No one else reached 20, then England openers Jason Roy (55) and Alex Hales (44) got their side into a solid position. They needed 42 off the last four overs, 20 off the last two and wicketkeeper Jos Buttler (24 not out off nine balls) saw them home.
"It's definitely tougher over here against spinners but everyone's got their own game plan against spin, whether using their feet or going back in the box," Santner said. "We're pretty confident with our batters that, confronted with spin, they can play all right."
Santner didn't see the loss as reason for concern.
"It was a good hit-out. Obviously there's aspects we want to work on but good things came out of it. We're pretty happy with the performance."
Out of the two warm-ups, Martin Guptill, Williamson, Colin Munro, Corey Anderson and Grant Elliott got good runs and all the squad had valuable time in the middle.
New Zealand might also be slightly heartened by the sight of South Africa beating India, also in Mumbai by four runs, 196-8 seeing off 192 for three, albeit with several batsmen retiring during the innings.
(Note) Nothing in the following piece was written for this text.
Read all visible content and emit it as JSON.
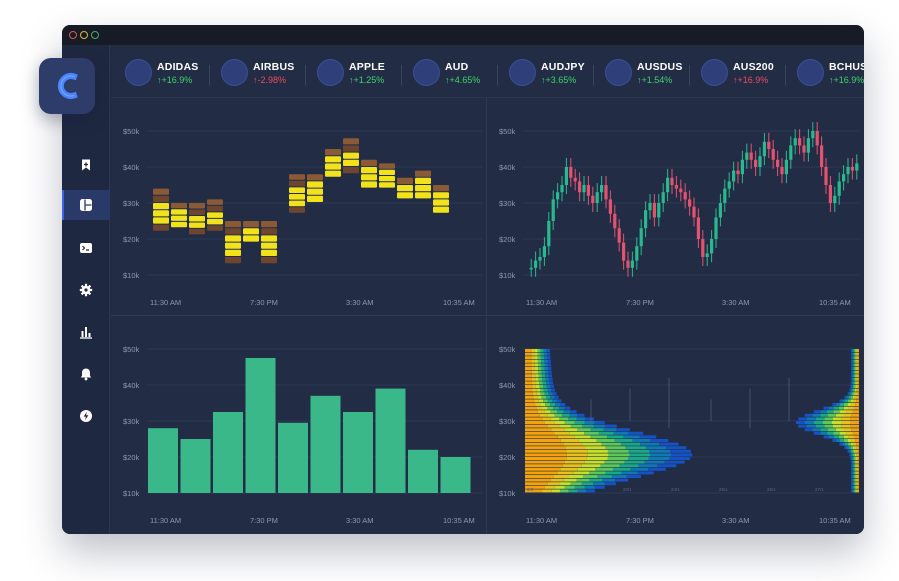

In other developments, Afghanistan followed their performances at last year's World Cup by qualifying for the tournament proper, comfortably seeing off test nation, but cricketing basket case, Zimbabwe.
New Zealand will have discovered the identity of their fourth and final pool opponent early today when favourites Bangladesh took on Oman.
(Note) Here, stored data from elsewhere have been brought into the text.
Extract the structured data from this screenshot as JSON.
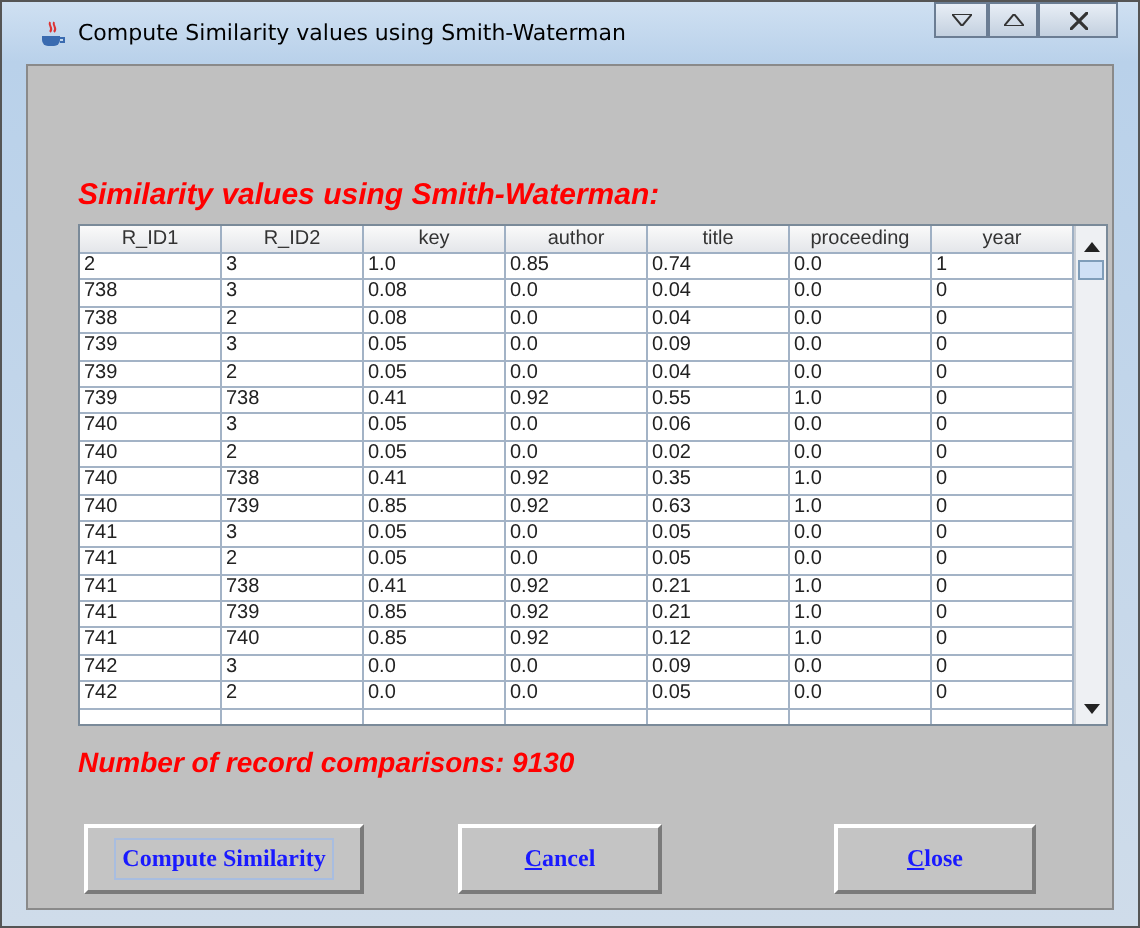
{
  "window": {
    "title": "Compute Similarity values using Smith-Waterman"
  },
  "heading": "Similarity values using Smith-Waterman:",
  "table": {
    "columns": [
      "R_ID1",
      "R_ID2",
      "key",
      "author",
      "title",
      "proceeding",
      "year"
    ],
    "rows": [
      [
        "2",
        "3",
        "1.0",
        "0.85",
        "0.74",
        "0.0",
        "1"
      ],
      [
        "738",
        "3",
        "0.08",
        "0.0",
        "0.04",
        "0.0",
        "0"
      ],
      [
        "738",
        "2",
        "0.08",
        "0.0",
        "0.04",
        "0.0",
        "0"
      ],
      [
        "739",
        "3",
        "0.05",
        "0.0",
        "0.09",
        "0.0",
        "0"
      ],
      [
        "739",
        "2",
        "0.05",
        "0.0",
        "0.04",
        "0.0",
        "0"
      ],
      [
        "739",
        "738",
        "0.41",
        "0.92",
        "0.55",
        "1.0",
        "0"
      ],
      [
        "740",
        "3",
        "0.05",
        "0.0",
        "0.06",
        "0.0",
        "0"
      ],
      [
        "740",
        "2",
        "0.05",
        "0.0",
        "0.02",
        "0.0",
        "0"
      ],
      [
        "740",
        "738",
        "0.41",
        "0.92",
        "0.35",
        "1.0",
        "0"
      ],
      [
        "740",
        "739",
        "0.85",
        "0.92",
        "0.63",
        "1.0",
        "0"
      ],
      [
        "741",
        "3",
        "0.05",
        "0.0",
        "0.05",
        "0.0",
        "0"
      ],
      [
        "741",
        "2",
        "0.05",
        "0.0",
        "0.05",
        "0.0",
        "0"
      ],
      [
        "741",
        "738",
        "0.41",
        "0.92",
        "0.21",
        "1.0",
        "0"
      ],
      [
        "741",
        "739",
        "0.85",
        "0.92",
        "0.21",
        "1.0",
        "0"
      ],
      [
        "741",
        "740",
        "0.85",
        "0.92",
        "0.12",
        "1.0",
        "0"
      ],
      [
        "742",
        "3",
        "0.0",
        "0.0",
        "0.09",
        "0.0",
        "0"
      ],
      [
        "742",
        "2",
        "0.0",
        "0.0",
        "0.05",
        "0.0",
        "0"
      ]
    ]
  },
  "count": "Number of record comparisons: 9130",
  "buttons": [
    {
      "label": "Compute Similarity",
      "focused": true,
      "underline_first": false
    },
    {
      "label": "Cancel",
      "focused": false,
      "underline_first": true
    },
    {
      "label": "Close",
      "focused": false,
      "underline_first": true
    }
  ]
}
The New Zealand's women lost their second preparatory match, by 20 runs to England in Chennai, having lost a last-ball thriller to them 24 hours earlier.
Sophie Devine, with 31, provided New Zealand's only success with the bat. The last five wickets folded for 10 runs.
New Zealand's women start their tournament proper against Sri Lanka in New Delhi, also early on Wednesday morning (NZT).
3 Things to note
1 In a spin
New Zealand got an early insight into how to cope with good spin in Indian conditions against England yesterday and didn't exactly emerge with flying colours. Tough tests await, starting with India's class operators in Nagpur early on Wednesday
2 Captain on pace
Kane Williamson got to 63 from only 39 balls. With heavy and more direct hitters all around him in the batting order, Williamson going briskly as well is a welcome sight.
3 Spin twins?
Watch for the composition of New Zealand's bowling attack against India in Nagpur. Three spinners is a stretch but which two of offspinner Nathan McCullum, left armer Mitch Santner and legspinner Ish Sodhi will get the nod?